Al final, habrá un largo rastro de descuidos como animales aplastados, comenta la escritora argentina Leila Guerriero. Empieza por la comida. Un día, cuando él regrese tarde del trabajo, váyase a dormir sin dejarle la cena lista, una alteración en el hábito de todos esos años durante los cuales, siempre que él llegó tarde, usted dejó comida hecha. Esa madrugada, cuando él se meta en la cama, despiértese y recuerde cómo, hasta hace poco, cuando eso sucedía usted lo abrazaba como si tuviera hambre o sed. Ahora dígale: “Ponete de costado, así no roncás”. En la mañana, durante el desayuno, pregúntele —intentando que en su voz se note una molestia inexplicable— qué cenó. Escuche cómo él responde sin encono, genuinamente distraído: “Piqué algo en el trabajo. No tenía hambre”. Sienta furia y cansancio. Prepare café sólo para usted y no le ofrezca. Una semana más tarde, olvide el día de su cumpleaños. Recuérdelo a último momento y dígase, irritada, “tengo que comprarle algo”. Interrumpa lo que está haciendo. Vaya al mall. Sienta, mientras compra, que está perdiendo el tiempo. Recuerde la felicidad iridiscente que le producía, años atrás, planificar el regalo, escribir la tarjeta. Elija cualquier cosa, fastidiada.
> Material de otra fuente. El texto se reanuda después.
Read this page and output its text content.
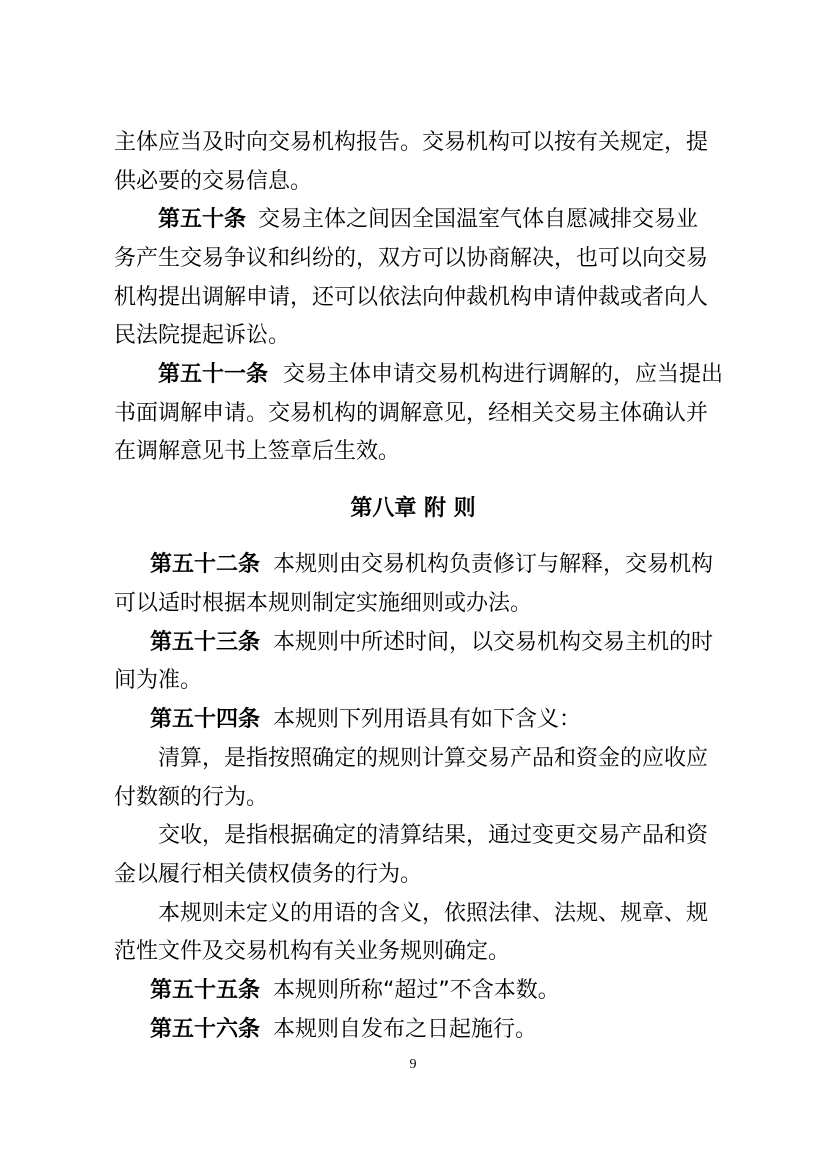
主体应当及时向交易机构报告。交易机构可以按有关规定，提
供必要的交易信息。
第五十条 交易主体之间因全国温室气体自愿减排交易业
务产生交易争议和纠纷的，双方可以协商解决，也可以向交易
机构提出调解申请，还可以依法向仲裁机构申请仲裁或者向人
民法院提起诉讼。
第五十一条 交易主体申请交易机构进行调解的，应当提出
书面调解申请。交易机构的调解意见，经相关交易主体确认并
在调解意见书上签章后生效。
第八章 附 则
第五十二条 本规则由交易机构负责修订与解释，交易机构
可以适时根据本规则制定实施细则或办法。
第五十三条 本规则中所述时间，以交易机构交易主机的时
间为准。
第五十四条 本规则下列用语具有如下含义：
清算，是指按照确定的规则计算交易产品和资金的应收应
付数额的行为。
交收，是指根据确定的清算结果，通过变更交易产品和资
金以履行相关债权债务的行为。
本规则未定义的用语的含义，依照法律、法规、规章、规
范性文件及交易机构有关业务规则确定。
第五十五条 本规则所称“超过”不含本数。
第五十六条 本规则自发布之日起施行。
9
Al pagar, sienta que está desperdiciando su dinero. Ya en su casa escriba, en un papel usado, ¡Feliz cumpleaños! Deje el regalo sobre la mesa, de cualquier manera. Piense: “Cuando llegue lo va a ver, no va a ser una sorpresa”. Piense: “Qué importa”. Un día, perciba que él ya no tiene champú, ni crema de afeitar, ni queso del que le gusta. Cuando vaya al supermercado, no compre nada de todo eso. Piense: “Que se lo compre él”. Una tarde él dirá: “Me duele el cuello”. No se disponga, como siempre, a hacerle un masaje. Dígale: “¿Tomaste ibuprofeno?”. Caiga en la cuenta de que hace meses que él no la llama —“¡Amor, llegué!”— al entrar en la casa. Piense: “Mejor”. Pregúntese cuánto falta.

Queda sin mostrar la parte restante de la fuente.